Speaking in Martha’s Vineyard in Massachusetts in a short and somber statement about Foley, the president said, “The United States of America will continue to do what we must do to protect our people.”
Forceful rhetoric aside, however, it is unclear how or if Foley’s death will change the administration’s calculus on limiting U.S. military action against the IS to airstrikes — which military analysts concur will not be enough to destroy the group, which has taken control of swaths of northern and western Iraq.
In the video showing its murder of Foley released online on Tuesday, IS fighters also threatened to execute Steven Sotloff, an American journalist captured in Syria in August 2013, if airstrikes continued. But the limited U.S. military campaign against the group that began on Aug. 8 showed no signs of slowing down on Wednesday, with Pentagon officials announcing further strikes in the mission. An unnamed administration official told The Washington Post that there was no question of suspending strikes and that the “only question is if we do more.”
The questions of what more the U.S. could or should do and whether it has a viable exit strategy if it re-engages more directly in Iraq remain points of debate in Washington.
Congressional Republicans, who have for the most part cautiously welcomed the administration’s strikes against the IS — while often calling them belated or insufficient — will likely continue pressing for more action.
“I remain deeply concerned that despite the preponderance of evidence that proves ISIL [a previous acronym for the group] is a fundamentally evil and dangerous terrorist threat to the United States,” said Sen. Marco Rubio, R-Fla., on Wednesday, “President Obama continues to appear unwilling to do what is necessary to confront ISIL and communicate clearly to the American people about the threat ISIL poses to our country and to our way of life.”
In an interview with Reuters, Sen. John McCain, R., Ariz., called for a dramatic increase in strikes against Islamic State.
But the underlying strategy guiding those strikes remains a matter of contention, even after Foley’s death.
“No one has offered a plausible strategy to defeat ISIL that does not include a major U.S. commitment on the ground and the renewal of functional governance on both sides of the Iraqi-Syrian border,” wrote Brian Fishman, a fellow with the New America Foundation. “And no one will, because none exists … Bombing ISIL will not destroy it.”

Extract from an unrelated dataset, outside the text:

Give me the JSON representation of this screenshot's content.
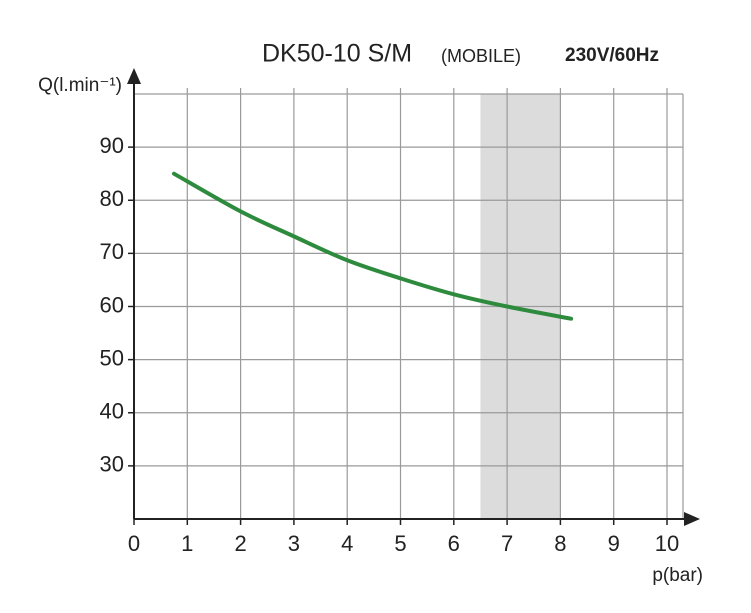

Although it’s widely accepted among military analysts that the IS will have to be rolled back by forces on the ground, there’s little expectation that Washington will commit more than a couple of hundred special forces personnel who can either direct airstrikes or help friendly forces battling the IS on the ground. The U.S. and other Western allies — as well as Iran — are working to strengthen the capacity of the Iraqi military and the peshmerga forces of Iraq’s Kurdish Regional Government to reclaim ground lost to the IS. On that front, Wednesday saw Iraqi security forces battling to reclaim the city of Tikrit from the group, and farther north Kurdish troops consolidated their grip on the strategically important Mosul Dam a day after recapturing it from IS fighters.
Reading the group’s intentions in releasing the provocative beheading video was challenging for analysts, who asked whether it reflected a desire to draw the U.S. into renewed engagement on the ground in Iraq or was intended as a device to attract recruits from the post-9/11 generation.

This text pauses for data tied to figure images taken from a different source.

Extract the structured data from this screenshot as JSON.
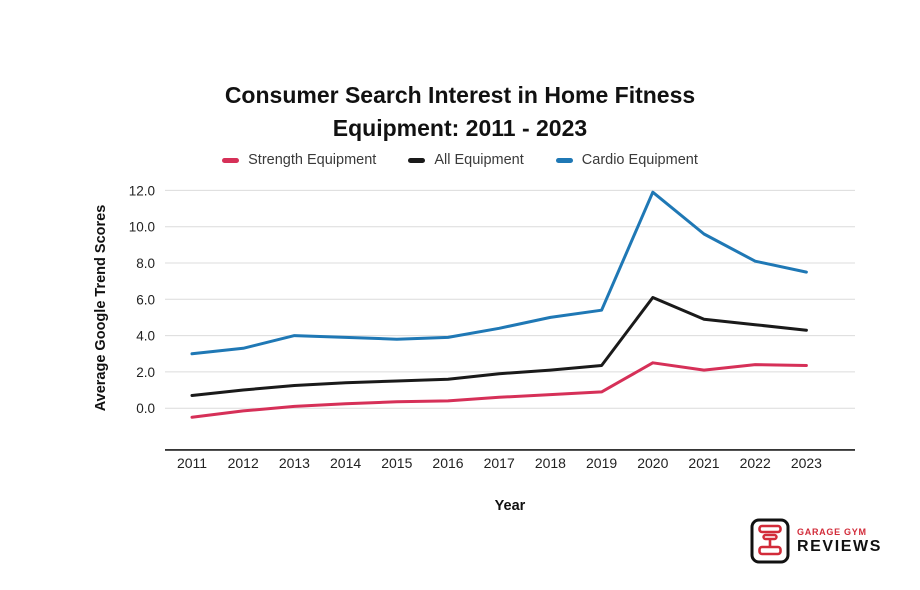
{
  "chart": {
    "title_line1": "Consumer Search Interest in Home Fitness",
    "title_line2": "Equipment: 2011 - 2023",
    "y_axis_title": "Average Google Trend Scores",
    "x_axis_title": "Year"
  },
  "chart_data": {
    "type": "line",
    "title": "Consumer Search Interest in Home Fitness Equipment: 2011 - 2023",
    "x": [
      "2011",
      "2012",
      "2013",
      "2014",
      "2015",
      "2016",
      "2017",
      "2018",
      "2019",
      "2020",
      "2021",
      "2022",
      "2023"
    ],
    "series": [
      {
        "name": "Strength Equipment",
        "color": "#D63058",
        "values": [
          -0.5,
          -0.15,
          0.1,
          0.25,
          0.35,
          0.4,
          0.6,
          0.75,
          0.9,
          2.5,
          2.1,
          2.4,
          2.35
        ]
      },
      {
        "name": "All Equipment",
        "color": "#1A1A1A",
        "values": [
          0.7,
          1.0,
          1.25,
          1.4,
          1.5,
          1.6,
          1.9,
          2.1,
          2.35,
          6.1,
          4.9,
          4.6,
          4.3
        ]
      },
      {
        "name": "Cardio Equipment",
        "color": "#1F78B5",
        "values": [
          3.0,
          3.3,
          4.0,
          3.9,
          3.8,
          3.9,
          4.4,
          5.0,
          5.4,
          11.9,
          9.6,
          8.1,
          7.5
        ]
      }
    ],
    "xlabel": "Year",
    "ylabel": "Average Google Trend Scores",
    "ylim": [
      -2.3,
      12.9
    ],
    "yticks": [
      0,
      2,
      4,
      6,
      8,
      10,
      12
    ],
    "ytick_labels": [
      "0.0",
      "2.0",
      "4.0",
      "6.0",
      "8.0",
      "10.0",
      "12.0"
    ],
    "grid": true,
    "grid_color": "#DCDCDC",
    "axis_color": "#1A1A1A",
    "tick_label_color": "#222222",
    "legend_position": "top"
  },
  "logo": {
    "line1": "GARAGE GYM",
    "line2": "REVIEWS",
    "accent_color": "#D22B39",
    "text_color": "#111111"
  }
}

“The stronger the war against the States gets, the better this will help hesitant brothers to join us,” an IS member previously told Reuters. “America will send its rockets, and we will send our bombs. Our land will not be attacked while their land is safe.”

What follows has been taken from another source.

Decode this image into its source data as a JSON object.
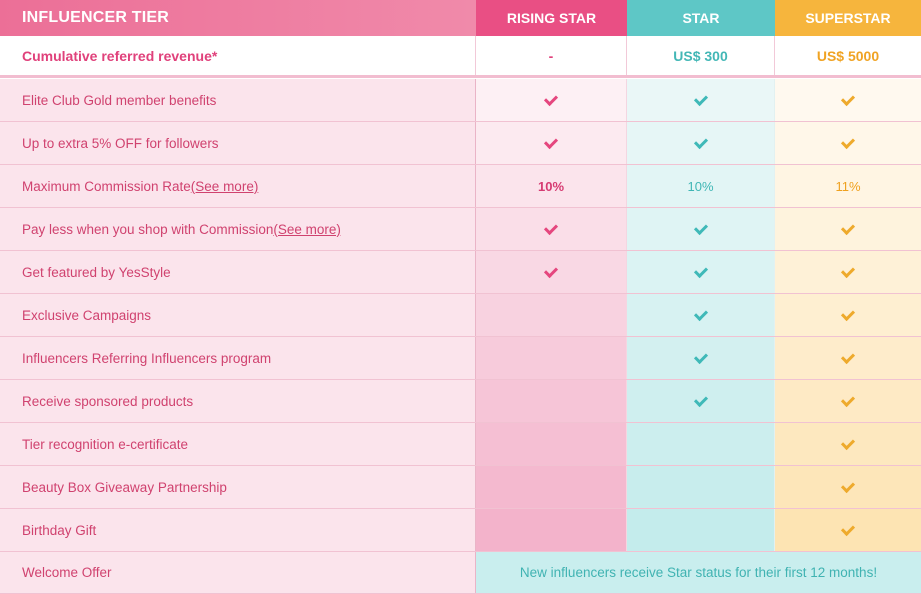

The U.S. hopes, however, that the revulsion stirred by the harsh rule and violent intolerance of the IS will be so widespread that it will unite a broad coalition against the group on the ground. Washington is hoping that a more inclusive Iraqi government will follow the replacement of Nouri al-Maliki by Haider al-Abadi as prime minister and that this will strengthen the ability of the Iraqi government to roll back IS gains.
“We act against ISIL standing alongside others,” Obama said in his speech Wednesday. “The people of Iraq who, with our support, are taking the fight to ISIL, must continue coming together to expel these terrorists from their communities.”
While the example of the Anbar Awakening that turned Sunni communities against Al-Qaeda is often cited in the Washington conversation as an example that should be reprised, some analysts note that the awakening coincided with a U.S. troop surge — and that a new political accord in Baghdad will not, in itself, reverse IS gains without the involvement of a military force strong enough to turn the tide against the extremists.